The early responses show that Disney watchers are miffed by the studio unit’s debacle with John Carter, but not enough to change their overall opinion of the company as one of their darlings. Here are some of the initial reactions. After the analyst’s name and affiliation, I’ve noted the person’s stock recommendation, any change in his or her earnings-per-share forecast for the fiscal year that ends in September, and key comments. I’ll add reports if and when they come in.
Drew Crum (Stifel Nicolaus) Rating: Buy. Change to FY 2012 EPS: -7 cents to $2.96. “(N)o change to our thesis here as we … continue to view the FY12 slate as weaker vs. last year…While discouraged by another large film loss (last year it was Mars Needs Moms) we’re not deterred and continue to focus on the positives including Media Networks + Parks.”
Marci Ryvicker (Wells Fargo Securities) Rating: Market Perform. Change to FY 2012 EPS: -8 cents to $3.02. Disney “only has 12 films scheduled for FY2012, compared to 14 films in FY2011, so the impact of John Carter is clearly a set back for a limited schedule. That said, according to our conversations, it doesn’t appear that investor expectations for (Disney’s) overall slate in FY2012 are all that high. The good news for (Disney) is that the upcoming summer films Brave and The Avengers have the potential to modestly offset some of the John Carter weakness. Furthermore, we think the film slate for FY2013 looks particularly strong, with potential blockbusters in Iron Man 3, Thor 2, Monsters University, The Lone Ranger, Robopocalypse, and Oz: The Great and Powerful.”
Barton Crockett (Lazard Capital Markets) Rating: Neutral. Change to FY 2012 EPS: -15 cents to $3.04. “While the loss over the life of the movie is larger than the $140M we had been anticipating, we were not overly surprised by this news.” But the projection that the Studio unit will end up with a loss of between $80M and $120M this quarter “suggests to us that the balance of the studio performance was worse than we had modeled.”

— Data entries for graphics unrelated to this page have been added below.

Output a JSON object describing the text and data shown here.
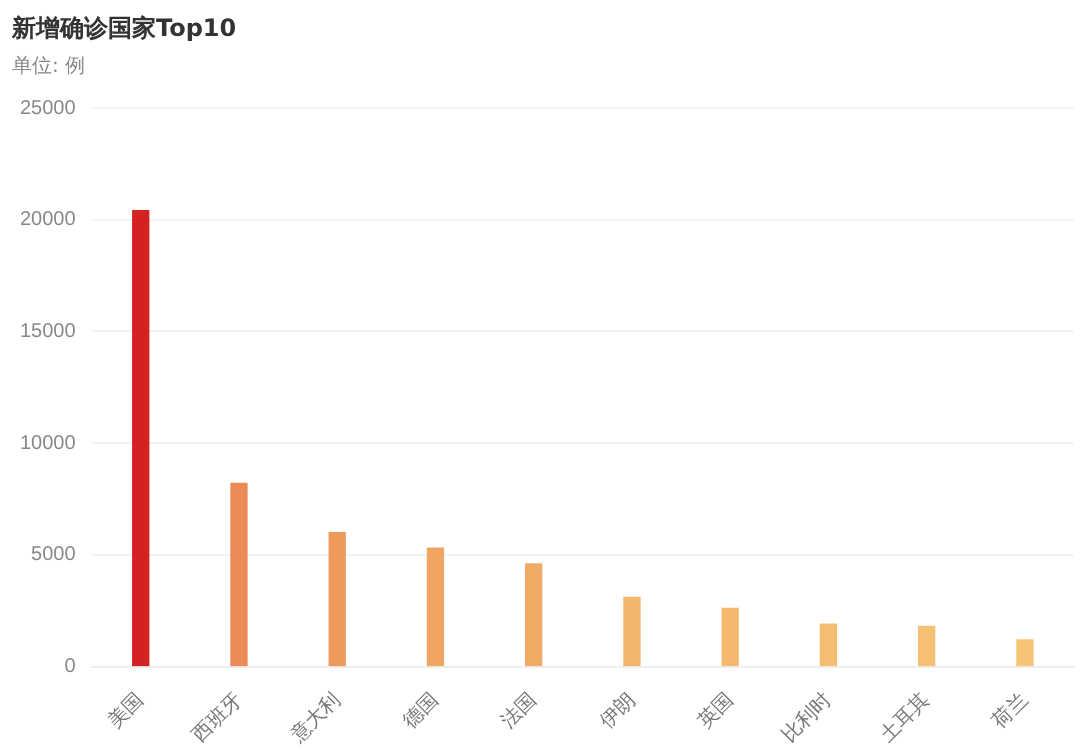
{
  "chart_data": {
    "type": "bar",
    "title": "新增确诊国家Top10",
    "subtitle": "单位: 例",
    "categories": [
      "美国",
      "西班牙",
      "意大利",
      "德国",
      "法国",
      "伊朗",
      "英国",
      "比利时",
      "土耳其",
      "荷兰"
    ],
    "values": [
      20400,
      8200,
      6000,
      5300,
      4600,
      3100,
      2600,
      1900,
      1800,
      1200
    ],
    "colors": [
      "#d42222",
      "#ec8a55",
      "#ee9a5c",
      "#f0a562",
      "#f1aa65",
      "#f3b46c",
      "#f4b96f",
      "#f5bd72",
      "#f5c074",
      "#f6c477"
    ],
    "ylim": [
      0,
      25000
    ],
    "yticks": [
      0,
      5000,
      10000,
      15000,
      20000,
      25000
    ],
    "grid": "y",
    "legend": false
  }
}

Michael Nathanson (Nomura Securities) Rating: Buy. Change to FY 2012 EPS: -6 cents to $2.90. “We do not expect the weaker film results to affect any of the business segments (e.g. we did not anticipate strong consumer products revenue related to John Carter)… one-off charges at the Studio segment are not indicative of the overall health of the company’s core businesses – namely the Media Networks and Parks. We view any pullback in the stock around this higher film loss as an enhanced buying opportunity.”
Spencer Wang (Credit Suisse) Rating: Outperform. Change to FY 2012 EPS: -7 cents to $2.91. “Disney shares could come under some modest pressure from this news, although the financial impact is relatively modest in the context of Disney’s overall operations. While John Carter is clearly a disappointment, we are optimistic about Disney’s upcoming slate which includes The Avengers and Brave.”
Todd Juenger (Bernstein Research). Rating: Outperform. Change to FY 2012 EPS: -6 cents to $2.97. “We have concluded this is a blip investors should ignore….This is a very different kind of a miss than, say, if theme parks generally (or one of the capital projects specifically) was off-track, cable networks were off-track or consumer products was off-track. …There is no reason to believe future results at theatrical, or other segments, will be harmed. If anything, we would expect the studio to be especially ruthless on costs for the rest of the year and beyond.”